Baja Travel - Riding the Bus

Buy your boleto (ticket) at the taquilla (no, that is not Tequila!) and be on your way. First-class bus service in Baja is comfortable (movies & commodes), efficient (minus unavoidable road construction delays), and low-cost. Just be prepared for varied service and bus stations. No two are alike.

There are two primary bus companies serving the Baja California Peninsula: ABC and Aguila. ABC (Autotransportes de la Baja California) operates in the Peninsula from Tijuana to Los Cabos. Aguila serves travelers in Baja California Sur venturing from Guerrero Negro to the Los Cabos... and back! ABC has a website, currently in Spanish-only: http://www.abc.com.mx/.

Baja California Sur

In La Paz, anyone will give you directions to the main bus terminal (estacion del autobus mejor), on the malecon with: Sea of Cortez view, air conditioning and magazine and snack kiosk. If purchasing a premier plus ticket to ride on Peninsula Ejectivo, you also have a private room with computer terminals at your service – top of the line serving a direct route from La Paz to Los Cabos (only).

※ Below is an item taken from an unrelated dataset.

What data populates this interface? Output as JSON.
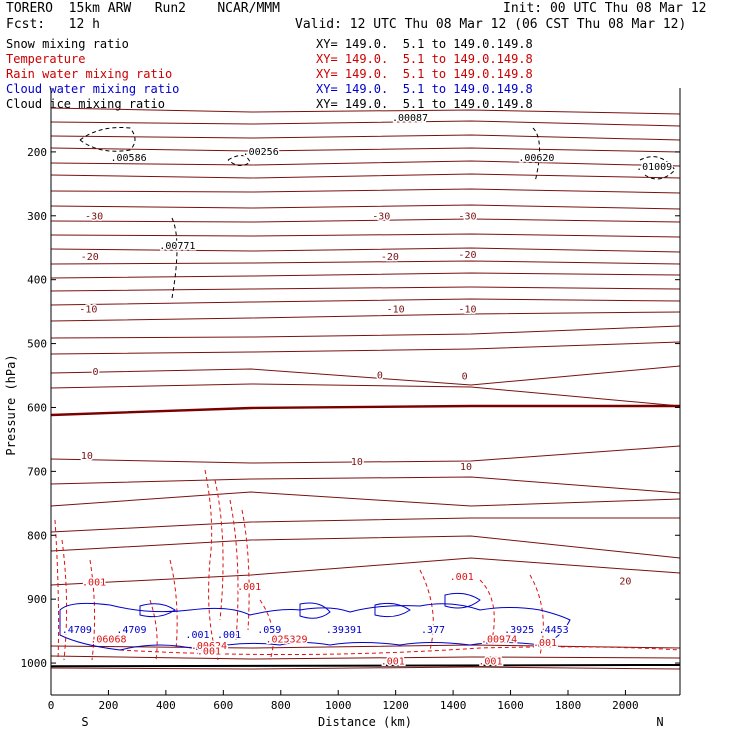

Wandering the off-streets a mile or so away, you may come across the less-fancy bus station with ATP (Autotransportes La Paz) service. First class busses as well but at less cost. ATP charges around $17 USD to Cabo San Lucas whereas Aguila on the malecon charges around $14 USD. Premier plus service will cost you a bit more.

Routes vary from one company to the other. ATP has no service to the East Cape, only to Todos Santos and other towns in the West Cape. As well, when you pay for a taquilla (ticket) one-way to a town, do not expect the same price heading back in the other direction. On ATP, a one-way fare to Cabo San Lucas from La Paz is around 150 pesos, but returning to La Paz will cost you close to 120 pesos.

Baja California norte

Two terminals for Tijuana – old and new. Old downtown terminal at Calle Comercio and Avenida Madero that serves local bus lines. The Central Bus Terminal (Central de Autobuses), with all the bells and whistles you would expect, is located at the corner of Lazaro Cardenas and Alamar.

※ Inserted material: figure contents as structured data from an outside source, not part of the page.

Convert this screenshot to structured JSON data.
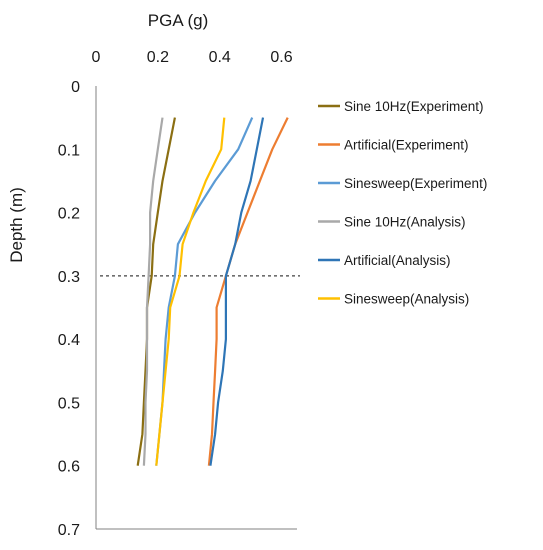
{
  "chart_data": {
    "type": "line",
    "x_axis": {
      "label": "PGA (g)",
      "position": "top",
      "range": [
        0,
        0.65
      ],
      "ticks": [
        "0",
        "0.2",
        "0.4",
        "0.6"
      ],
      "tick_values": [
        0,
        0.2,
        0.4,
        0.6
      ]
    },
    "y_axis": {
      "label": "Depth (m)",
      "reversed": true,
      "range": [
        0,
        0.7
      ],
      "ticks": [
        "0",
        "0.1",
        "0.2",
        "0.3",
        "0.4",
        "0.5",
        "0.6",
        "0.7"
      ],
      "tick_values": [
        0,
        0.1,
        0.2,
        0.3,
        0.4,
        0.5,
        0.6,
        0.7
      ]
    },
    "grid": false,
    "reference_line": {
      "depth": 0.3,
      "style": "dashed"
    },
    "legend": {
      "placement": "right"
    },
    "series": [
      {
        "name": "Sine 10Hz(Experiment)",
        "color": "#8B6F13",
        "points": [
          [
            0.255,
            0.05
          ],
          [
            0.235,
            0.1
          ],
          [
            0.215,
            0.15
          ],
          [
            0.2,
            0.2
          ],
          [
            0.185,
            0.25
          ],
          [
            0.18,
            0.3
          ],
          [
            0.165,
            0.35
          ],
          [
            0.165,
            0.4
          ],
          [
            0.16,
            0.45
          ],
          [
            0.155,
            0.5
          ],
          [
            0.15,
            0.55
          ],
          [
            0.135,
            0.6
          ]
        ]
      },
      {
        "name": "Artificial(Experiment)",
        "color": "#ED7D31",
        "points": [
          [
            0.62,
            0.05
          ],
          [
            0.57,
            0.1
          ],
          [
            0.53,
            0.15
          ],
          [
            0.49,
            0.2
          ],
          [
            0.45,
            0.25
          ],
          [
            0.42,
            0.3
          ],
          [
            0.39,
            0.35
          ],
          [
            0.39,
            0.4
          ],
          [
            0.385,
            0.45
          ],
          [
            0.38,
            0.5
          ],
          [
            0.375,
            0.55
          ],
          [
            0.365,
            0.6
          ]
        ]
      },
      {
        "name": "Sinesweep(Experiment)",
        "color": "#5B9BD5",
        "points": [
          [
            0.505,
            0.05
          ],
          [
            0.46,
            0.1
          ],
          [
            0.385,
            0.15
          ],
          [
            0.32,
            0.2
          ],
          [
            0.265,
            0.25
          ],
          [
            0.255,
            0.3
          ],
          [
            0.235,
            0.35
          ],
          [
            0.225,
            0.4
          ],
          [
            0.22,
            0.45
          ],
          [
            0.215,
            0.5
          ],
          [
            0.205,
            0.55
          ],
          [
            0.195,
            0.6
          ]
        ]
      },
      {
        "name": "Sine 10Hz(Analysis)",
        "color": "#A9A9A9",
        "points": [
          [
            0.215,
            0.05
          ],
          [
            0.2,
            0.1
          ],
          [
            0.185,
            0.15
          ],
          [
            0.175,
            0.2
          ],
          [
            0.175,
            0.25
          ],
          [
            0.17,
            0.3
          ],
          [
            0.165,
            0.35
          ],
          [
            0.165,
            0.4
          ],
          [
            0.165,
            0.45
          ],
          [
            0.16,
            0.5
          ],
          [
            0.16,
            0.55
          ],
          [
            0.155,
            0.6
          ]
        ]
      },
      {
        "name": "Artificial(Analysis)",
        "color": "#2E75B6",
        "points": [
          [
            0.54,
            0.05
          ],
          [
            0.52,
            0.1
          ],
          [
            0.5,
            0.15
          ],
          [
            0.47,
            0.2
          ],
          [
            0.45,
            0.25
          ],
          [
            0.42,
            0.3
          ],
          [
            0.42,
            0.35
          ],
          [
            0.42,
            0.4
          ],
          [
            0.41,
            0.45
          ],
          [
            0.395,
            0.5
          ],
          [
            0.385,
            0.55
          ],
          [
            0.37,
            0.6
          ]
        ]
      },
      {
        "name": "Sinesweep(Analysis)",
        "color": "#FFC000",
        "points": [
          [
            0.415,
            0.05
          ],
          [
            0.405,
            0.1
          ],
          [
            0.355,
            0.15
          ],
          [
            0.315,
            0.2
          ],
          [
            0.28,
            0.25
          ],
          [
            0.27,
            0.3
          ],
          [
            0.24,
            0.35
          ],
          [
            0.235,
            0.4
          ],
          [
            0.225,
            0.45
          ],
          [
            0.215,
            0.5
          ],
          [
            0.205,
            0.55
          ],
          [
            0.195,
            0.6
          ]
        ]
      }
    ]
  }
}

ABC covers the entire Peninsula. You can take the red eye from Tijuana and arrive in Cabo San Lucas in approximately 24 hours. Cost is approximately $170 USD. All first-class buses are comfortably air-conditioned, have bathrooms (bring your own TP just in case), multiple ceiling-mounted T.V. screens for videos (often in English, once we had one in French… go figure) and reclinable seating.

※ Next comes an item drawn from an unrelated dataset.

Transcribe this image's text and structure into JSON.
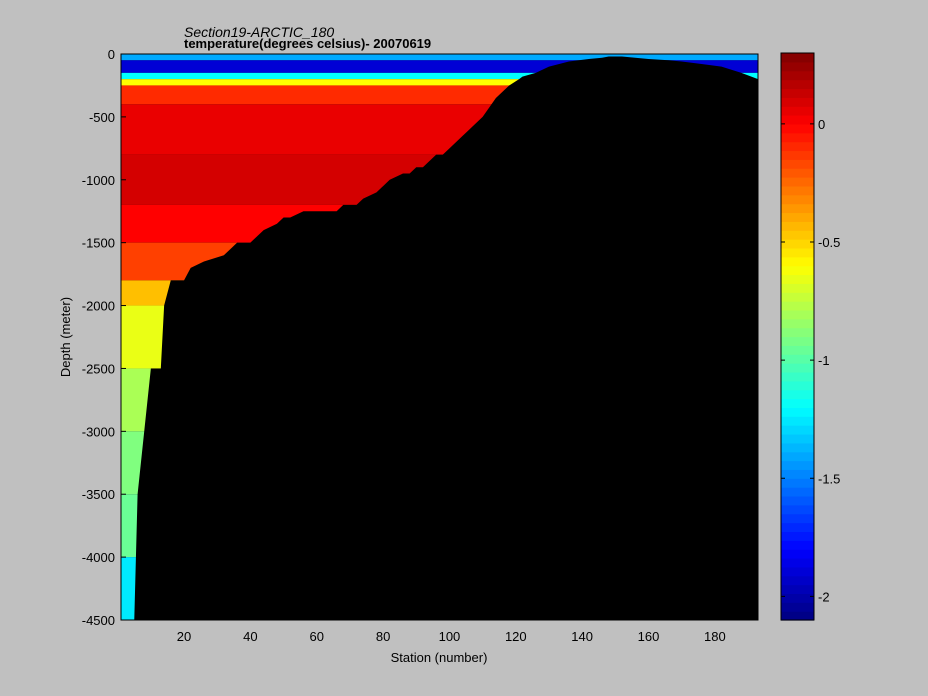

From the U.S., tourists or North American escapees can tap into the entire system at the main Greyhound bus terminal in downtown San Diego and ride across the border into Tijuana.

Hot Tip: Planning a bus trip? Buy Dramamine, even if you have never taken an aspirin in your life. This goes triple if traveling with children. Also, even in the heat of summer bring a blanket. It is not uncommon for air-conditioning to be set on high and left there even as icicles form on the windows.

In summary, it is hard to know what to expect from one bus terminal to the next. Some have snacks and drinks available only, others a selection of these plus sandwiches and magazines as well as tourist trinkets. Then you stop through Los Barriles expecting a cold soda, and find a brick shell of a building with no amenities, only a primitive baño outback. Each town is different, plan ahead accordingly.

As well, bus drivers may stop for a few minutes at a snack kiosk when on a long stretch, but often times he or she will cruise straight through to the next scheduled stop. Unpredictability seems to be law in Baja.